Water Quality and Health: Tap, Filtered, or Bottled - What Actually Matters
Most discussions about water focus on how much to drink. Fewer address the quality question - which has a more nuanced answer than either the tap water advocates or the filtered water industry suggest.
Tap Water Is Safer Than Most People Think
Tap water in most developed countries is among the most heavily regulated food products available. In the UK, EU, US, Canada, and Australia, tap water undergoes continuous monitoring for hundreds of contaminants and must meet stringent legal standards before leaving treatment facilities. Waterborne disease from tap water in these regions is exceptionally rare.
The concern about tap water in developed countries is not primarily safety - it is palatability and the presence of legal-level contaminants that may have long-term effects when consumed over decades at sub-limit levels.
What Tap Water Contains (Beyond H2O)
- Chlorine: Used as a disinfectant. Levels are very low in delivered tap water and evaporate rapidly if left standing. Not a health concern at tap water concentrations.

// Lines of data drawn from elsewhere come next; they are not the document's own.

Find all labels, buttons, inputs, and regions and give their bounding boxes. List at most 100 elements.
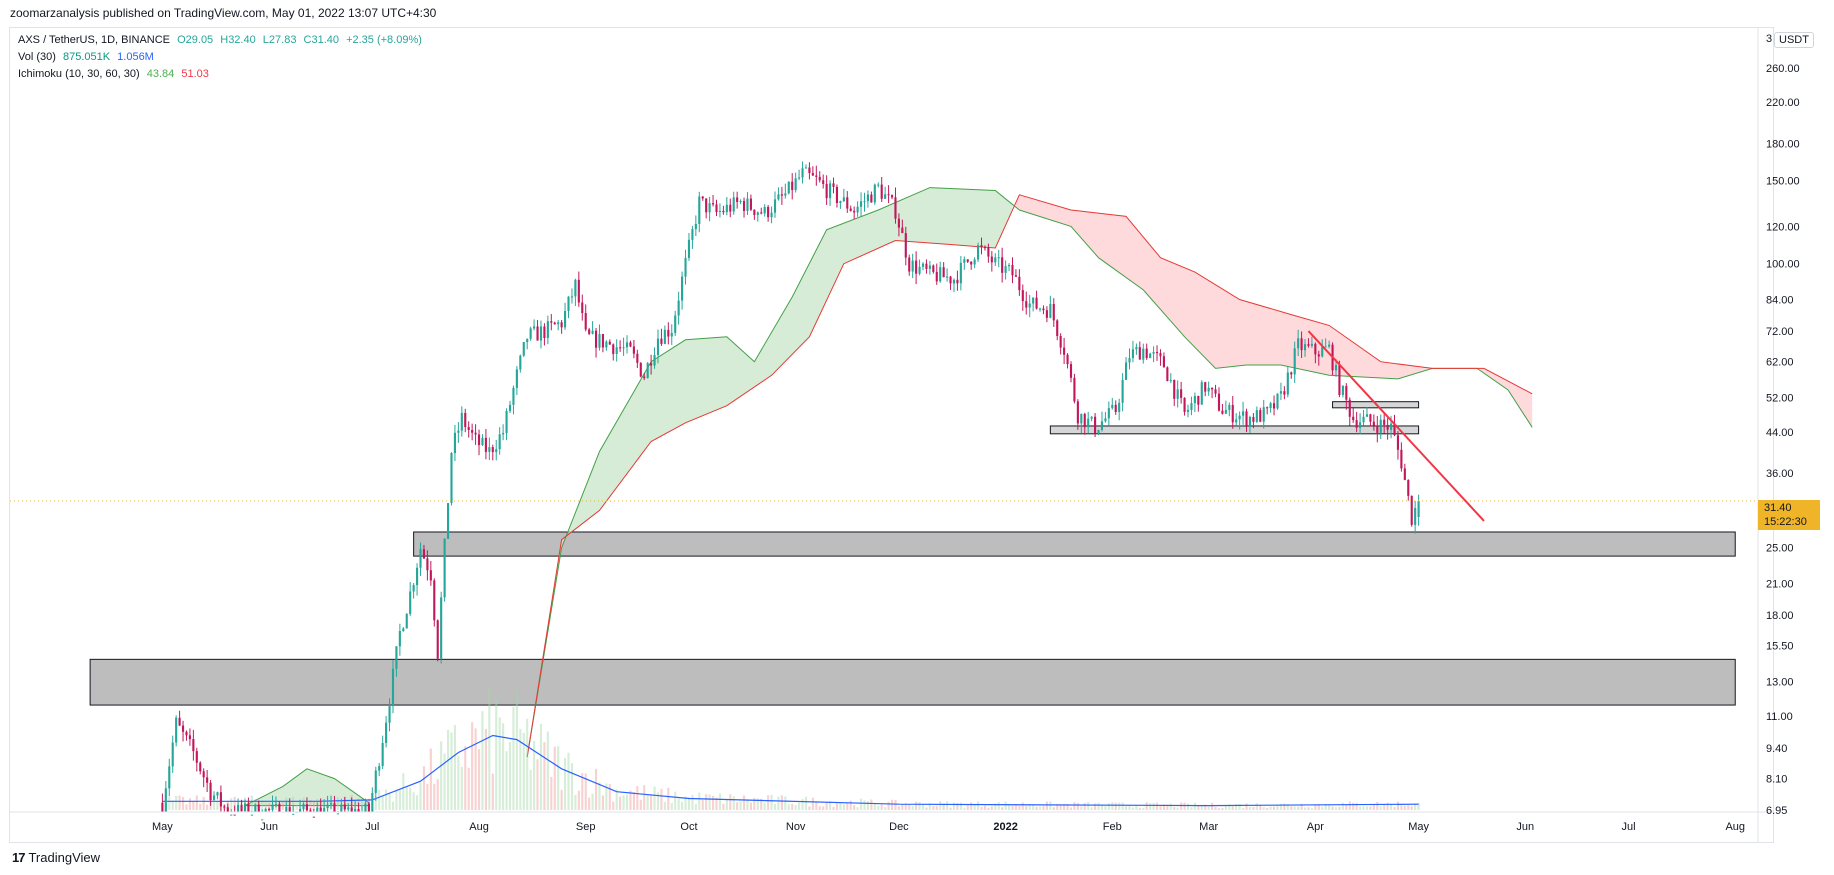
candle-body <box>247 803 250 812</box>
candle-body <box>495 449 498 453</box>
candle-body <box>980 245 983 248</box>
candle-body <box>1252 416 1255 422</box>
annotation-lines-layer <box>10 330 1757 522</box>
volume-bar <box>1214 806 1217 810</box>
candle-body <box>319 807 322 812</box>
volume-bar <box>1379 806 1382 810</box>
candle-body <box>1414 507 1417 525</box>
volume-bar <box>1248 806 1252 810</box>
candle-body <box>825 183 828 199</box>
volume-bar <box>1386 802 1389 810</box>
candle-body <box>650 363 653 366</box>
candle-body <box>477 434 481 446</box>
volume-bar <box>935 805 938 810</box>
candle-body <box>195 751 198 763</box>
volume-bar <box>959 802 962 810</box>
volume-bar <box>581 773 584 810</box>
volume-bar <box>264 802 267 810</box>
price-tick-label: 150.00 <box>1766 176 1800 188</box>
candle-body <box>181 725 185 732</box>
volume-bar <box>753 797 756 810</box>
candle-body <box>1004 266 1007 273</box>
volume-bar <box>646 794 649 810</box>
candle-body <box>577 279 580 303</box>
candle-body <box>1025 301 1028 308</box>
price-tick-label: 62.00 <box>1766 357 1794 369</box>
volume-bar <box>1362 806 1365 810</box>
volume-bar <box>192 800 195 810</box>
candle-body <box>591 330 594 334</box>
volume-bar <box>588 797 591 810</box>
candle-body <box>264 809 267 812</box>
volume-bar <box>825 802 828 810</box>
volume-bar <box>911 806 914 810</box>
volume-bar <box>1259 805 1262 810</box>
volume-bar <box>1338 806 1341 810</box>
volume-bar <box>684 796 687 810</box>
candle-body <box>323 808 326 812</box>
volume-bar <box>591 793 594 810</box>
candle-body <box>1393 423 1396 436</box>
volume-bar <box>966 805 969 810</box>
volume-bar <box>674 791 677 810</box>
volume-bar <box>787 804 790 810</box>
currency-button[interactable]: USDT <box>1774 32 1814 48</box>
tradingview-footer[interactable]: 17 TradingView <box>12 850 100 865</box>
candle-body <box>1197 396 1200 405</box>
time-tick-label: Jun <box>260 821 278 833</box>
chart-frame[interactable] <box>9 27 1774 843</box>
candle-body <box>378 765 381 771</box>
price-tick-label: 13.00 <box>1766 677 1794 689</box>
candle-body <box>1183 397 1186 412</box>
volume-bar <box>780 795 783 810</box>
candle-body <box>202 771 205 778</box>
volume-bar <box>770 794 773 810</box>
candle-body <box>856 206 859 213</box>
candle-body <box>1166 367 1169 382</box>
time-tick-label: May <box>1408 821 1429 833</box>
volume-bar <box>1183 802 1186 810</box>
volume-bar <box>374 798 377 810</box>
candle-body <box>1204 382 1207 392</box>
volume-bar <box>336 797 339 810</box>
volume-bar <box>594 768 598 810</box>
candle-body <box>433 580 436 621</box>
volume-bar <box>866 801 870 810</box>
volume-bar <box>505 751 508 810</box>
volume-bar <box>742 795 746 810</box>
candle-body <box>1052 303 1055 321</box>
volume-bar <box>230 798 233 810</box>
candle-body <box>853 210 856 213</box>
volume-bar <box>701 799 704 810</box>
volume-bar <box>963 807 966 810</box>
volume-bar <box>412 792 415 810</box>
volume-bar <box>773 803 777 810</box>
volume-bar <box>1262 807 1265 810</box>
candle-body <box>1386 424 1389 430</box>
candle-body <box>1286 372 1289 395</box>
volume-bar <box>385 789 388 810</box>
price-tick-label: 100.00 <box>1766 259 1800 271</box>
candle-body <box>691 229 694 240</box>
candle-body <box>457 430 460 433</box>
candle-body <box>1121 379 1124 403</box>
volume-bar <box>391 801 395 810</box>
ichimoku-span-b-line <box>526 194 1533 758</box>
volume-bar <box>1059 804 1062 810</box>
volume-bar <box>863 800 866 810</box>
volume-bar <box>474 728 477 810</box>
candle-body <box>206 777 209 783</box>
candle-body <box>639 362 642 377</box>
volume-bar <box>859 798 863 810</box>
candle-body <box>663 329 666 344</box>
time-tick-label: Feb <box>1103 821 1122 833</box>
candle-body <box>1365 414 1369 417</box>
candle-body <box>949 276 952 284</box>
volume-bar <box>539 723 543 810</box>
candle-body <box>1035 297 1038 309</box>
volume-bar <box>1341 802 1344 810</box>
candle-body <box>409 591 412 614</box>
volume-bar <box>1176 807 1179 810</box>
volume-bar <box>1314 804 1317 810</box>
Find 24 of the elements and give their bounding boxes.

- Fluoride: Added in many jurisdictions for dental health. Evidence for benefit at population level is strong; evidence for harm at drinking water concentrations is weak.

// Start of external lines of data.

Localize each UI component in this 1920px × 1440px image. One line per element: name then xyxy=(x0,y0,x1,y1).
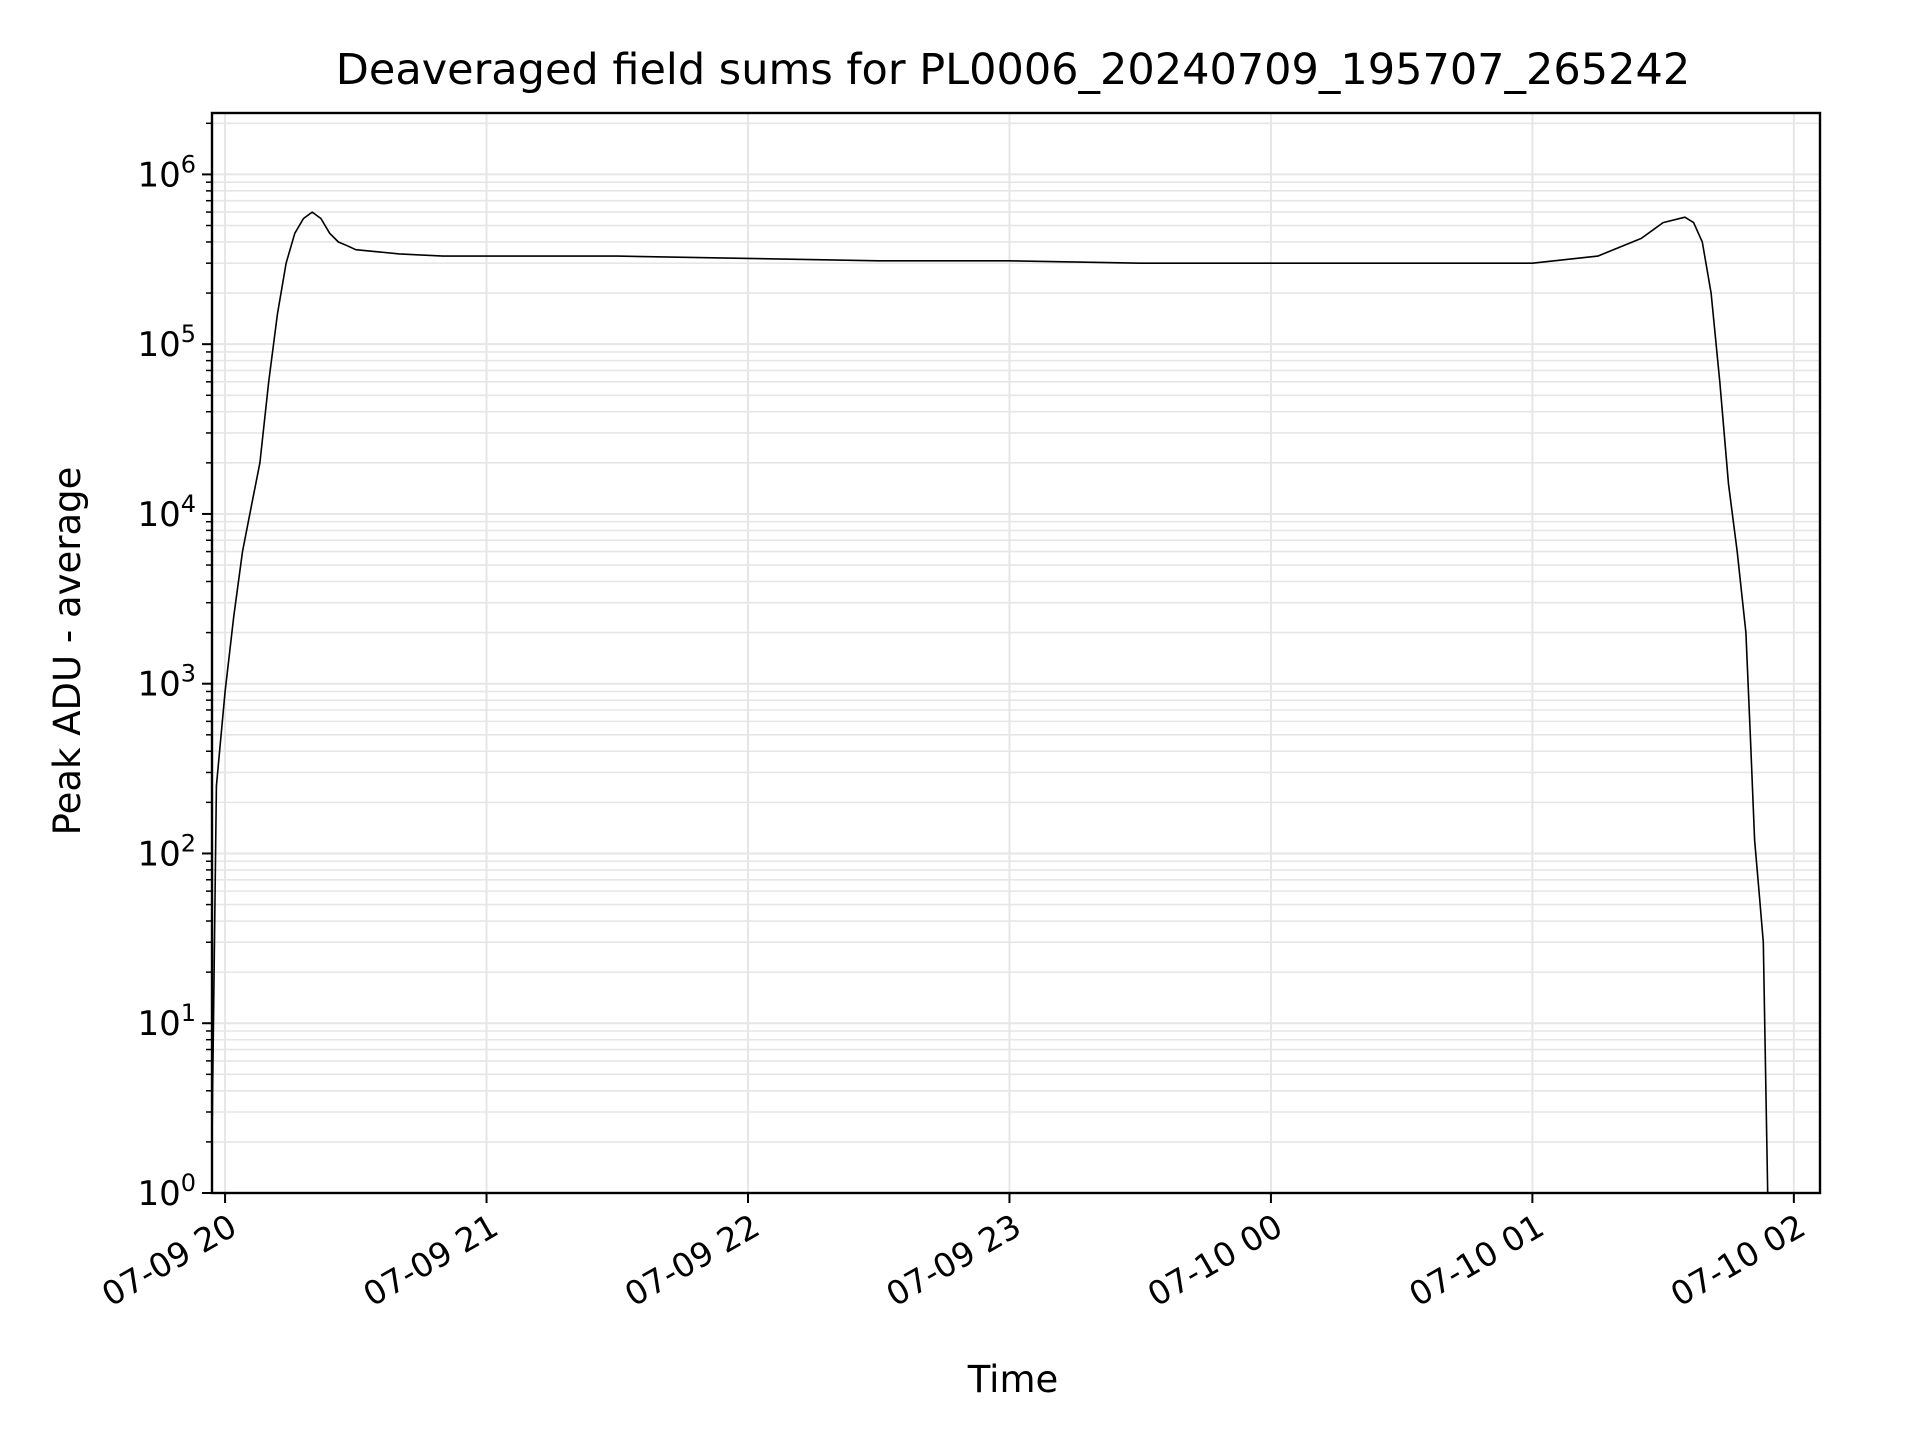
series-layer xyxy=(211,211,1769,1194)
y-tick-label: 105 xyxy=(137,320,196,365)
y-tick-label: 103 xyxy=(137,660,196,705)
y-tick-label: 101 xyxy=(137,999,196,1044)
y-tick-label: 104 xyxy=(137,490,196,535)
chart-title: Deaveraged field sums for PL0006_2024070… xyxy=(336,45,1690,95)
y-axis-label: Peak ADU - average xyxy=(46,467,89,836)
y-tick-label: 100 xyxy=(137,1169,196,1214)
plot-frame xyxy=(210,111,1822,1195)
x-axis-label: Time xyxy=(967,1358,1059,1401)
grid xyxy=(212,113,1820,1194)
series-line xyxy=(211,211,1769,1194)
y-axis: 100 101 102 103 104 105 106 xyxy=(137,122,212,1214)
y-tick-label: 106 xyxy=(137,150,196,195)
y-tick-label: 102 xyxy=(137,829,196,874)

- Microplastics: Emerging concern; present in tap water at very low concentrations but health effects are not yet established.
- Lead: Not in source water but can leach from older plumbing, particularly in pre-1970s housing. A genuine health concern in areas with old infrastructure.
- PFAS (forever chemicals): Increasingly detected at low levels; long-term health effects under active investigation.
"The tap water vs. bottled water debate misses the main question: what is actually in your local supply? Request the annual water quality report for your area - it is public information." - Dr. Philippe Grandjean, Harvard
Filtration Options
| Filter type | Removes | Does not remove |
|---|---|---|
| Activated carbon (Brita) | Chlorine, some VOCs, improves taste | Nitrates, fluoride, heavy metals |
| Reverse osmosis | Most contaminants including PFAS, lead | Some minerals (adds remineralisation step) |
| UV filter | Bacteria, viruses | Chemicals, heavy metals |
Water Quality in Practice
Tap water in most developed cities is safe. If you have specific concerns - old plumbing, detected contamination in your area, or simply prefer the taste of filtered water - a carbon block filter is a cost-effective first step. In areas with known lead pipe concerns, a reverse osmosis system under the kitchen sink provides the most comprehensive protection. Bottled water offers no systematic safety advantage over filtered tap water and produces substantial plastic waste.